# Optimizer 

[![Open In Colab](https://colab.research.google.com/assets/colab-badge.svg)](https://colab.research.google.com/github/Mitchell-Mirano/sorix/blob/qa/docs/learn/optimizers/06-Optimizer.ipynb)
[![Open in GitHub](https://img.shields.io/badge/Open%20in-GitHub-black?logo=github)](https://github.com/Mitchell-Mirano/sorix/blob/qa/docs/learn/optimizers/06-Optimizer.ipynb)
[![Open in Docs](https://img.shields.io/badge/Open%20in-Docs-blue?logo=readthedocs)](http://127.0.0.1:8000/sorix/learn/optimizers/06-Optimizer)

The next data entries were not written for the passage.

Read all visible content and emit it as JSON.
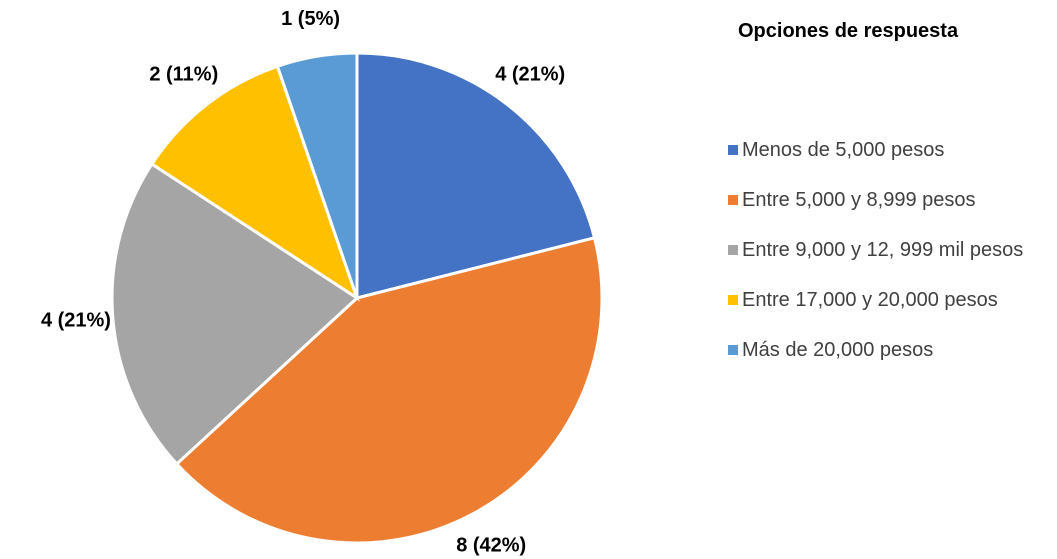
{
  "chart_data": {
    "type": "pie",
    "legend_title": "Opciones de respuesta",
    "categories": [
      "Menos de 5,000 pesos",
      "Entre 5,000 y 8,999 pesos",
      "Entre 9,000 y 12, 999 mil pesos",
      "Entre 17,000 y 20,000 pesos",
      "Más de 20,000 pesos"
    ],
    "values": [
      4,
      8,
      4,
      2,
      1
    ],
    "value_labels": [
      "4 (21%)",
      "8 (42%)",
      "4 (21%)",
      "2 (11%)",
      "1 (5%)"
    ],
    "colors": [
      "#4472c4",
      "#ed7d31",
      "#a5a5a5",
      "#ffc000",
      "#5b9bd5"
    ],
    "legend": "right"
  }
}
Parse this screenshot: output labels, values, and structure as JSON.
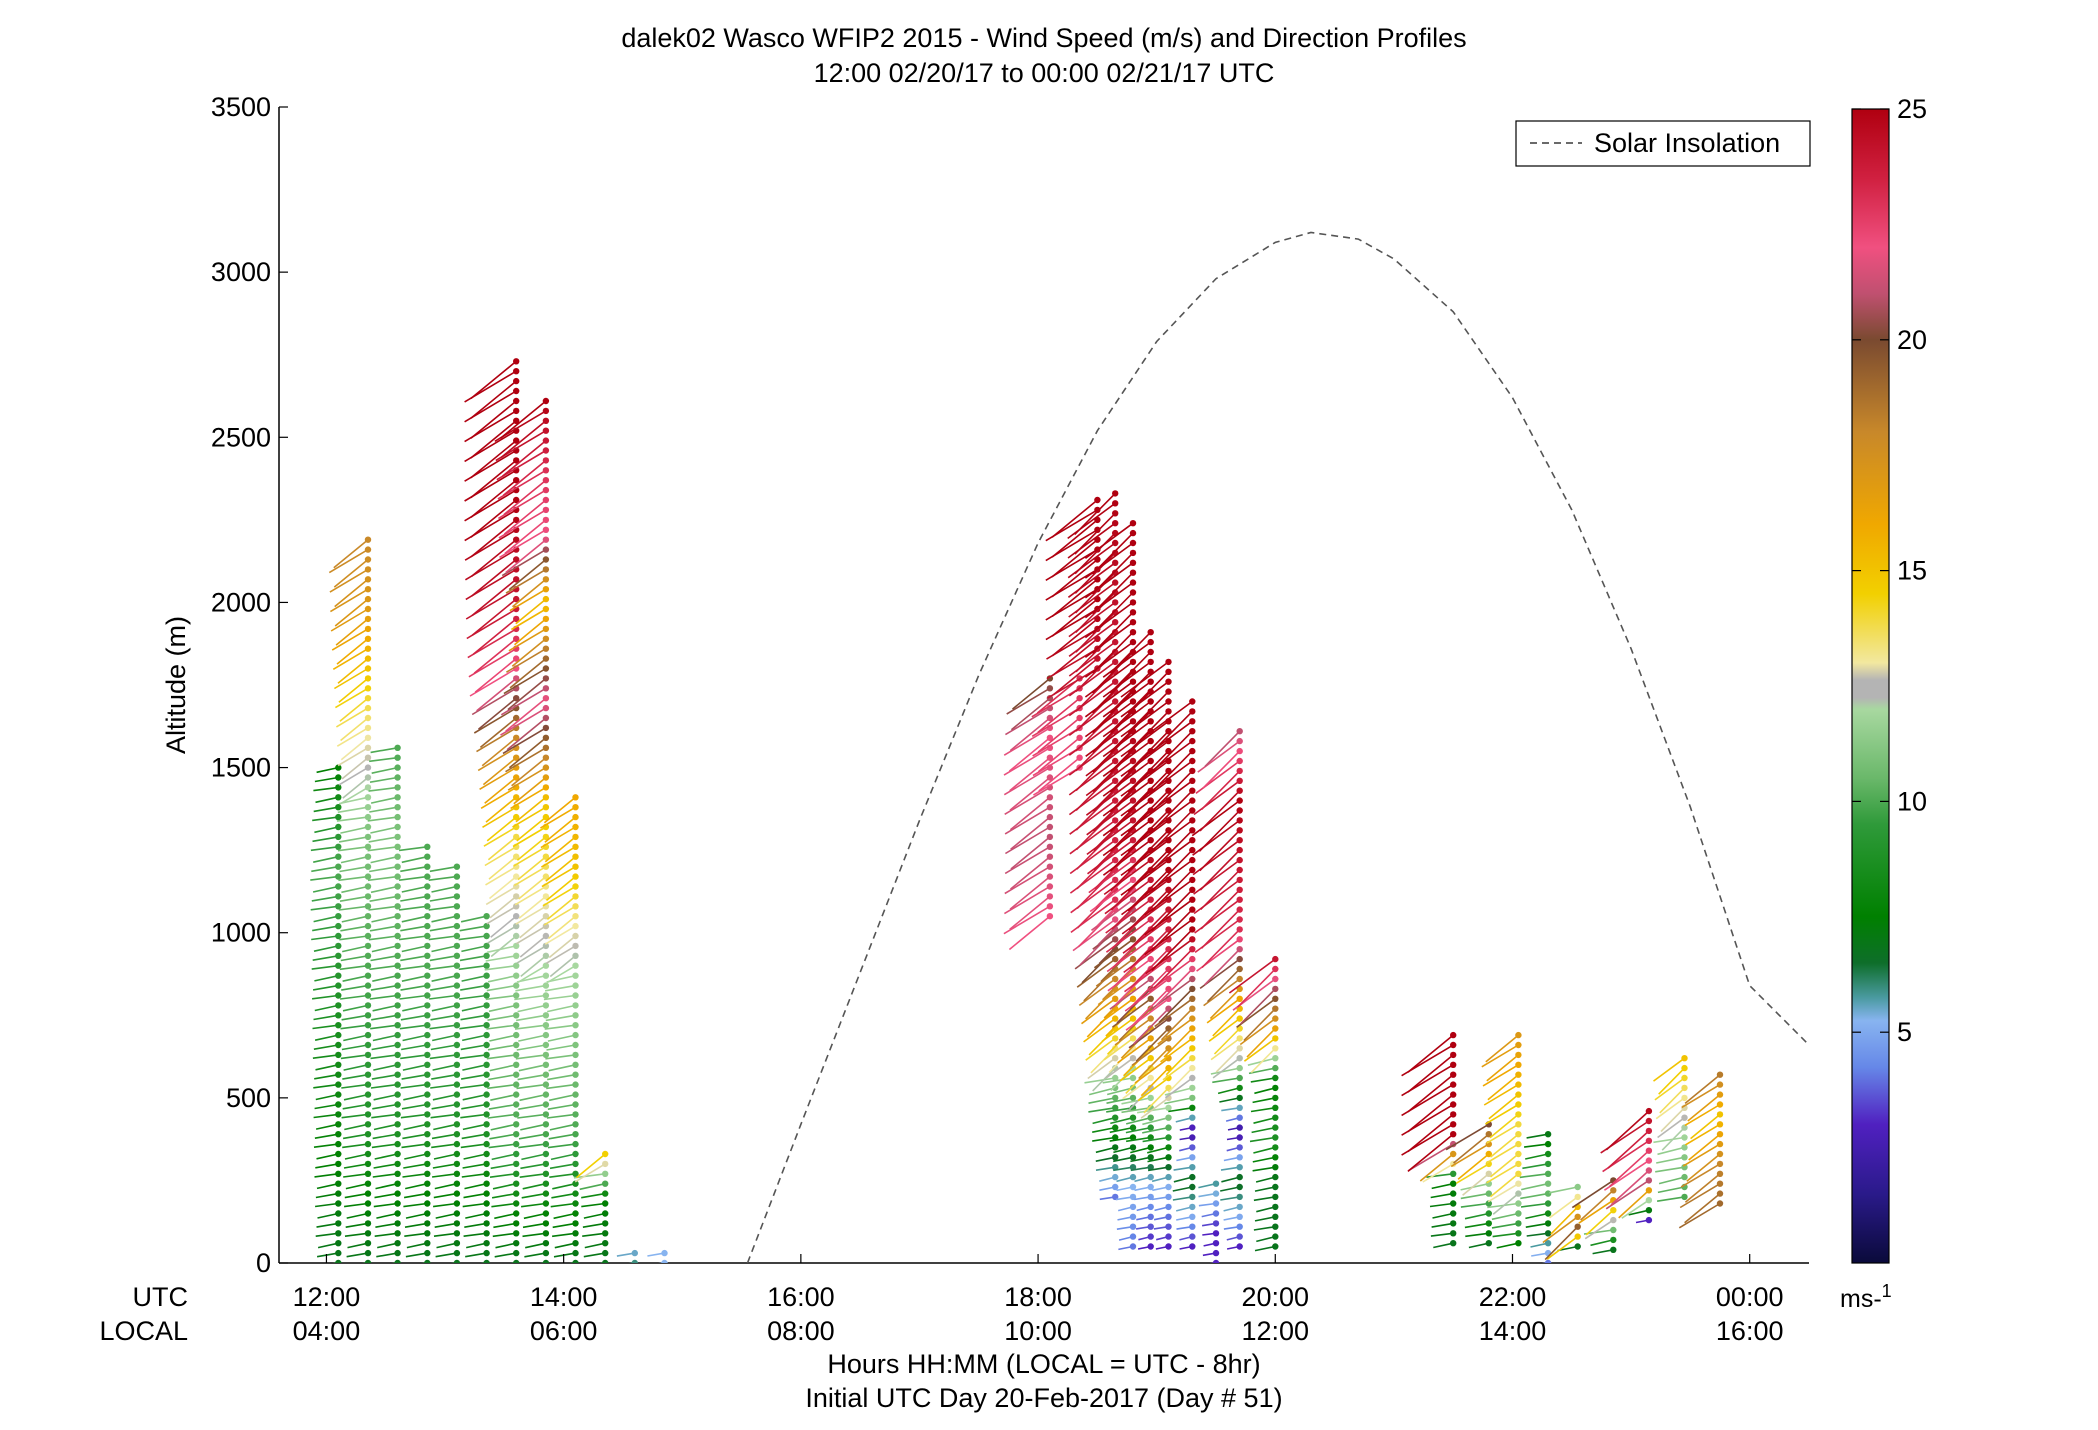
{
  "chart_data": {
    "type": "scatter",
    "title": "dalek02 Wasco WFIP2 2015 - Wind Speed (m/s) and Direction Profiles",
    "subtitle": "12:00 02/20/17 to 00:00 02/21/17  UTC",
    "ylabel": "Altitude (m)",
    "ylim": [
      0,
      3500
    ],
    "xlim_hours_utc": [
      11.6,
      24.5
    ],
    "yticks": [
      "0",
      "500",
      "1000",
      "1500",
      "2000",
      "2500",
      "3000",
      "3500"
    ],
    "xticks_utc": [
      "12:00",
      "14:00",
      "16:00",
      "18:00",
      "20:00",
      "22:00",
      "00:00"
    ],
    "xticks_local": [
      "04:00",
      "06:00",
      "08:00",
      "10:00",
      "12:00",
      "14:00",
      "16:00"
    ],
    "row_label_utc": "UTC",
    "row_label_local": "LOCAL",
    "xlabel_line1": "Hours HH:MM  (LOCAL = UTC - 8hr)",
    "xlabel_line2": "Initial UTC Day 20-Feb-2017 (Day # 51)",
    "legend": {
      "entry": "Solar Insolation",
      "position": "top-right",
      "style": "dashed",
      "color": "#555555"
    },
    "colorbar": {
      "ticks": [
        "5",
        "10",
        "15",
        "20",
        "25"
      ],
      "unit": "ms-1",
      "range": [
        0,
        25
      ]
    },
    "solar_insolation": {
      "x_hours": [
        15.55,
        16.0,
        16.5,
        17.0,
        17.5,
        18.0,
        18.5,
        19.0,
        19.5,
        20.0,
        20.3,
        20.7,
        21.0,
        21.5,
        22.0,
        22.5,
        23.0,
        23.5,
        24.0,
        24.5
      ],
      "y_alt": [
        0,
        420,
        880,
        1340,
        1780,
        2180,
        2520,
        2790,
        2980,
        3090,
        3120,
        3100,
        3040,
        2880,
        2620,
        2280,
        1860,
        1380,
        840,
        660
      ]
    },
    "profiles": [
      {
        "t": 12.1,
        "top": 1500,
        "ws": [
          [
            0,
            7
          ],
          [
            300,
            8
          ],
          [
            800,
            9
          ],
          [
            1200,
            10
          ],
          [
            1500,
            8
          ]
        ]
      },
      {
        "t": 12.35,
        "top": 2200,
        "ws": [
          [
            0,
            7
          ],
          [
            400,
            9
          ],
          [
            900,
            10
          ],
          [
            1300,
            11
          ],
          [
            1700,
            14
          ],
          [
            2000,
            17
          ],
          [
            2200,
            18
          ]
        ]
      },
      {
        "t": 12.6,
        "top": 1560,
        "ws": [
          [
            0,
            7
          ],
          [
            400,
            9
          ],
          [
            900,
            10
          ],
          [
            1300,
            11
          ],
          [
            1560,
            10
          ]
        ]
      },
      {
        "t": 12.85,
        "top": 1280,
        "ws": [
          [
            0,
            7
          ],
          [
            400,
            9
          ],
          [
            900,
            10
          ],
          [
            1280,
            10
          ]
        ]
      },
      {
        "t": 13.1,
        "top": 1200,
        "ws": [
          [
            0,
            7
          ],
          [
            400,
            9
          ],
          [
            900,
            10
          ],
          [
            1200,
            10
          ]
        ]
      },
      {
        "t": 13.35,
        "top": 1050,
        "ws": [
          [
            0,
            7
          ],
          [
            400,
            9
          ],
          [
            1050,
            10
          ]
        ]
      },
      {
        "t": 13.6,
        "top": 2750,
        "ws": [
          [
            0,
            7
          ],
          [
            400,
            10
          ],
          [
            800,
            11
          ],
          [
            1300,
            14
          ],
          [
            1600,
            18
          ],
          [
            1800,
            22
          ],
          [
            2000,
            24
          ],
          [
            2300,
            25
          ],
          [
            2750,
            25
          ]
        ]
      },
      {
        "t": 13.85,
        "top": 2610,
        "ws": [
          [
            0,
            7
          ],
          [
            400,
            10
          ],
          [
            900,
            12
          ],
          [
            1400,
            15
          ],
          [
            1700,
            22
          ],
          [
            2000,
            15
          ],
          [
            2200,
            22
          ],
          [
            2400,
            23
          ],
          [
            2610,
            25
          ]
        ]
      },
      {
        "t": 14.1,
        "top": 1410,
        "ws": [
          [
            0,
            7
          ],
          [
            400,
            10
          ],
          [
            900,
            12
          ],
          [
            1200,
            15
          ],
          [
            1410,
            16
          ]
        ]
      },
      {
        "t": 14.35,
        "top": 340,
        "ws": [
          [
            0,
            7
          ],
          [
            200,
            8
          ],
          [
            340,
            15
          ]
        ]
      },
      {
        "t": 14.6,
        "top": 50,
        "ws": [
          [
            0,
            6
          ],
          [
            50,
            5
          ]
        ]
      },
      {
        "t": 14.85,
        "top": 30,
        "ws": [
          [
            0,
            5
          ],
          [
            30,
            5
          ]
        ]
      },
      {
        "t": 18.1,
        "top": 1770,
        "ws": [
          [
            1050,
            22
          ],
          [
            1300,
            21
          ],
          [
            1600,
            22
          ],
          [
            1770,
            20
          ]
        ]
      },
      {
        "t": 18.35,
        "top": 1770,
        "ws": [
          [
            1500,
            22
          ],
          [
            1770,
            23
          ]
        ]
      },
      {
        "t": 18.5,
        "top": 2330,
        "ws": [
          [
            1800,
            24
          ],
          [
            2000,
            25
          ],
          [
            2330,
            25
          ]
        ]
      },
      {
        "t": 18.65,
        "top": 2330,
        "ws": [
          [
            200,
            4
          ],
          [
            1100,
            23
          ],
          [
            1500,
            24
          ],
          [
            1900,
            24
          ],
          [
            2330,
            25
          ]
        ]
      },
      {
        "t": 18.8,
        "top": 2260,
        "ws": [
          [
            50,
            4
          ],
          [
            230,
            5
          ],
          [
            1000,
            20
          ],
          [
            1300,
            24
          ],
          [
            1700,
            25
          ],
          [
            2260,
            25
          ]
        ]
      },
      {
        "t": 18.95,
        "top": 1910,
        "ws": [
          [
            50,
            3
          ],
          [
            240,
            5
          ],
          [
            900,
            22
          ],
          [
            1300,
            25
          ],
          [
            1910,
            25
          ]
        ]
      },
      {
        "t": 19.1,
        "top": 1840,
        "ws": [
          [
            50,
            3
          ],
          [
            240,
            5
          ],
          [
            800,
            22
          ],
          [
            1200,
            25
          ],
          [
            1840,
            25
          ]
        ]
      },
      {
        "t": 19.3,
        "top": 1700,
        "ws": [
          [
            50,
            3
          ],
          [
            250,
            7
          ],
          [
            400,
            2
          ],
          [
            500,
            11
          ],
          [
            700,
            16
          ],
          [
            1000,
            25
          ],
          [
            1700,
            25
          ]
        ]
      },
      {
        "t": 19.5,
        "top": 250,
        "ws": [
          [
            0,
            3
          ],
          [
            100,
            3
          ],
          [
            250,
            6
          ]
        ]
      },
      {
        "t": 19.7,
        "top": 1610,
        "ws": [
          [
            50,
            3
          ],
          [
            250,
            7
          ],
          [
            400,
            2
          ],
          [
            600,
            12
          ],
          [
            800,
            16
          ],
          [
            1000,
            23
          ],
          [
            1400,
            25
          ],
          [
            1610,
            21
          ]
        ]
      },
      {
        "t": 20.0,
        "top": 920,
        "ws": [
          [
            50,
            7
          ],
          [
            250,
            7
          ],
          [
            370,
            9
          ],
          [
            550,
            8
          ],
          [
            700,
            16
          ],
          [
            920,
            24
          ]
        ]
      },
      {
        "t": 21.5,
        "top": 690,
        "ws": [
          [
            60,
            7
          ],
          [
            260,
            8
          ],
          [
            390,
            25
          ],
          [
            690,
            25
          ]
        ]
      },
      {
        "t": 21.8,
        "top": 440,
        "ws": [
          [
            60,
            7
          ],
          [
            230,
            11
          ],
          [
            440,
            21
          ]
        ]
      },
      {
        "t": 22.05,
        "top": 690,
        "ws": [
          [
            60,
            8
          ],
          [
            270,
            14
          ],
          [
            420,
            14
          ],
          [
            690,
            17
          ]
        ]
      },
      {
        "t": 22.3,
        "top": 400,
        "ws": [
          [
            0,
            4
          ],
          [
            100,
            7
          ],
          [
            230,
            11
          ],
          [
            400,
            7
          ]
        ]
      },
      {
        "t": 22.55,
        "top": 250,
        "ws": [
          [
            50,
            7
          ],
          [
            100,
            20
          ],
          [
            250,
            10
          ]
        ]
      },
      {
        "t": 22.85,
        "top": 250,
        "ws": [
          [
            40,
            7
          ],
          [
            250,
            20
          ]
        ]
      },
      {
        "t": 23.15,
        "top": 480,
        "ws": [
          [
            130,
            3
          ],
          [
            250,
            21
          ],
          [
            480,
            25
          ]
        ]
      },
      {
        "t": 23.45,
        "top": 620,
        "ws": [
          [
            200,
            10
          ],
          [
            400,
            12
          ],
          [
            620,
            15
          ]
        ]
      },
      {
        "t": 23.75,
        "top": 590,
        "ws": [
          [
            180,
            19
          ],
          [
            300,
            18
          ],
          [
            450,
            15
          ],
          [
            590,
            19
          ]
        ]
      }
    ]
  }
}
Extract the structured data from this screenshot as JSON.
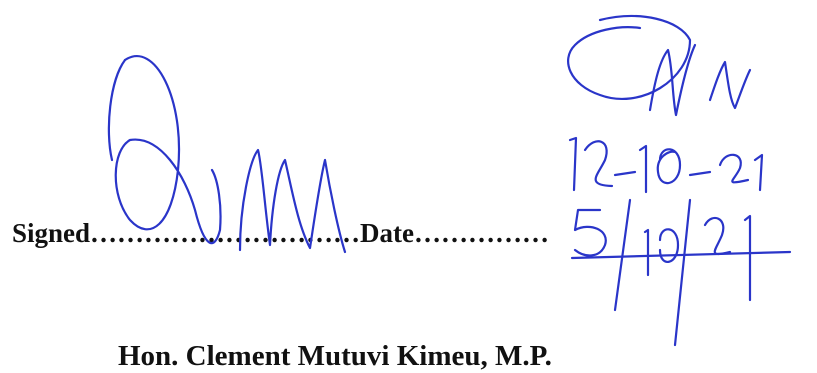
{
  "signature_block": {
    "signed_label": "Signed",
    "signed_dots": "…………………………",
    "date_label": "Date",
    "date_dots": "……………",
    "signer_name": "Hon. Clement Mutuvi Kimeu, M.P.",
    "handwritten_signature_1": "",
    "handwritten_signature_2": "",
    "handwritten_date_1": "12-10-21",
    "handwritten_date_2": "5/10/21"
  },
  "colors": {
    "ink": "#2a35c9",
    "text": "#111111"
  }
}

In Sorix, the `Optimizer` base class serves as the foundation for all optimization algorithms (like SGD, Adam, or RMSprop). It provides common utilities for updating model parameters but leaves the actual update logic to its subclasses.

By inheriting from `Optimizer`, you can easily implement your own optimization logic for research or specialized use cases.

## Anatomy of the Optimizer Class

Every optimizer in Sorix must follow a simple contract:

1. **`__init__(self, parameters, lr)`**: Receives a list of `Tensor` objects to optimize and a learning rate.
2. **`zero_grad()`**: Clears the `.grad` attribute of all parameters.
3. **`step()`**: The heart of the optimizer, where you define how to modify `parameter.data` using `parameter.grad`.

## 1. Creating a Custom Optimizer

Let's implement a **Sign Gradient Descent** optimizer. Instead of scaling the gradient, it only looks at the sign (direction) of the gradient and moves by a fixed step size $\eta$:

$$w = w - \eta \cdot \text{sign}(\nabla w)$$

This can be useful for robust optimization in noisy environments.

In [1]:
# Uncomment the next line and run this cell to install sorix
#!pip install 'sorix @ git+https://github.com/Mitchell-Mirano/sorix.git@qa'

In [2]:
import numpy as np
from sorix.optim import Optimizer
from sorix import tensor

class SignSGD(Optimizer):
    def __init__(self, parameters, lr=0.01):
        # Initialize using the base class
        super().__init__(parameters, lr)
        
    def step(self):
        for param in self.parameters:
            if param.grad is not None:
                # Only update based on the sign of the gradient
                # We use self.xp to correctly handle CPU or GPU
                param.data -= self.lr * self.xp.sign(param.grad)

# Create a simple model
w = tensor([10.0], requires_grad=True)
optim = SignSGD([w], lr=2.0)

print(f"Initial value: {w.item():.2f}")
for i in range(5):
    loss = (w - 2.0)**2
    loss.backward()
    optim.step()
    optim.zero_grad()
    print(f"Step {i+1} | Value: {w.item():.2f} (Moved by exactly 2.0 per step)")

Initial value: 10.00
Step 1 | Value: 8.00 (Moved by exactly 2.0 per step)
Step 2 | Value: 6.00 (Moved by exactly 2.0 per step)
Step 3 | Value: 4.00 (Moved by exactly 2.0 per step)
Step 4 | Value: 2.00 (Moved by exactly 2.0 per step)
Step 5 | Value: 2.00 (Moved by exactly 2.0 per step)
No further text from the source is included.